Engineering is all about compromises. If near-term velocity is more important to you than long-term evolution and maintainability, then go ahead and use all of the dependencies if it allows you to ship faster. But that is a form of technical debt that you will have to pay down eventually.

QuadrupleA•11mo ago
What are you doing with Zapier that you couldn't do with your own code, or carefully curated small set of libraries? For networked services, the REST APIs of popular providers (Stripe, AWS, etc.) are usually kept backwards compatible for a long time.
henning•11mo ago
I was about to comment how easy Zig makes it to make platform layers where the right code for an OS is compiled at compile-time and AFAIK there is no runtime cost, it's basically conditional compilation. But the Zig language itself is incredibly unstable and code you write now probably won't compile a year from now.
taylorallred•11mo ago
This seems like another case where jblow's opinions are guided by his experience as a game dev. Games can be "finished" and never touched again. I think I mostly agree with him that software could be made to be timeless to some degree. But, in the world of web apps and saas, the culture is to offload much of the work to third party libraries/APIs which locks you into a never-ending cycle of dependency management. I don't know if this culture is totally necessary (maybe to ship fast and keep up with security updates?), but in a world where users expect software to be constantly improving you can't expect anything to be "done". Maybe you could get close if you built everything in-house, but even still you have to keep up with security flaws.
QuadrupleA•11mo ago
From experience - if you look at the "security flaws" in detail that updates and patches address, an app with good dependency hygiene is rarely vulnerable to them, and doesn't need the purported fixes. So in those cases it's mostly a comforting mirage that your software is improving as you do "security updates" on your libraries and dependencies, except in rare cases.

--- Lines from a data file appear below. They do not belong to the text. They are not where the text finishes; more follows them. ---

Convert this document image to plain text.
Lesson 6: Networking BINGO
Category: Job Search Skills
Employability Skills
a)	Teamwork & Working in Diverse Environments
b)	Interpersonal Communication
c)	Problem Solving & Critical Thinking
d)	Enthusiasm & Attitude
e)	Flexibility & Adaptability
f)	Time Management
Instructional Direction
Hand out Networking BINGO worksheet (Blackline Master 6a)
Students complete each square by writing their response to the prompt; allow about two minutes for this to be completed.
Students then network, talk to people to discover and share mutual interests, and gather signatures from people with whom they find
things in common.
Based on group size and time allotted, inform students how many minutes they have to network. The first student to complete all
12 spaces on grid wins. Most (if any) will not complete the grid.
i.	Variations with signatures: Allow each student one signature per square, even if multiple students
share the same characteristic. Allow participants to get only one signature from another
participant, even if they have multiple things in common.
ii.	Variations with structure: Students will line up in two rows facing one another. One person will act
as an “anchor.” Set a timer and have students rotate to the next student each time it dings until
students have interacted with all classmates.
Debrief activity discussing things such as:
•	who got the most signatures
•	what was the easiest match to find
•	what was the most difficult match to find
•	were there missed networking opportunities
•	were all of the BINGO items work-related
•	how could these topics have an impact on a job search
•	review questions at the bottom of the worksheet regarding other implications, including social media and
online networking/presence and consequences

And, security updates should not break your app! What breaks your app are feature changes, API changes, and the like, which is a breach of backwards compatibility and IMHO kind of lazy and hostile on the part of the library developers. It creates massive unnecessary work for developers, and unnecessary bugs and problems for millions of end users.

boznz•11mo ago
Software in a closed ecosystem should run for the life of that ecosystem, an example would be Firmware on a non-connected device. eg the ECU in my car from 1991.
juancn•11mo ago
I kind of agree. There's another world, where software lasts a really long time, it's a much better world, but just a few of us get to live in it.

Building tools for other engineers is where it's at, the library maintainers for long lived libraries, like libc or any collections library.

If you get a sorting algorithm in a mainstream language library, it will likely live forever (or forever-ish in software terms).

The harder the problem you solve (in the math sense) the more likely that if you craft that code properly and carefully, it will outlive you.

burnt-resistor•11mo ago
Well, when I was in school, the goals were wide compatibility and portability. I was writing network C code in the 00's that could run without any changes on Windows, Linux, FreeBSD, HP-UX, AIX, SGI, SCO, and Solaris.

Code only "rots" when its dependencies rot from assholes who churn the language or break API promises. These low expectations lead to normalization of deviancy that churn without clear and present value is "okay", when it's merely job security or coding theater to appease others that everything must be touched and changed constantly or otherwise it's "broken".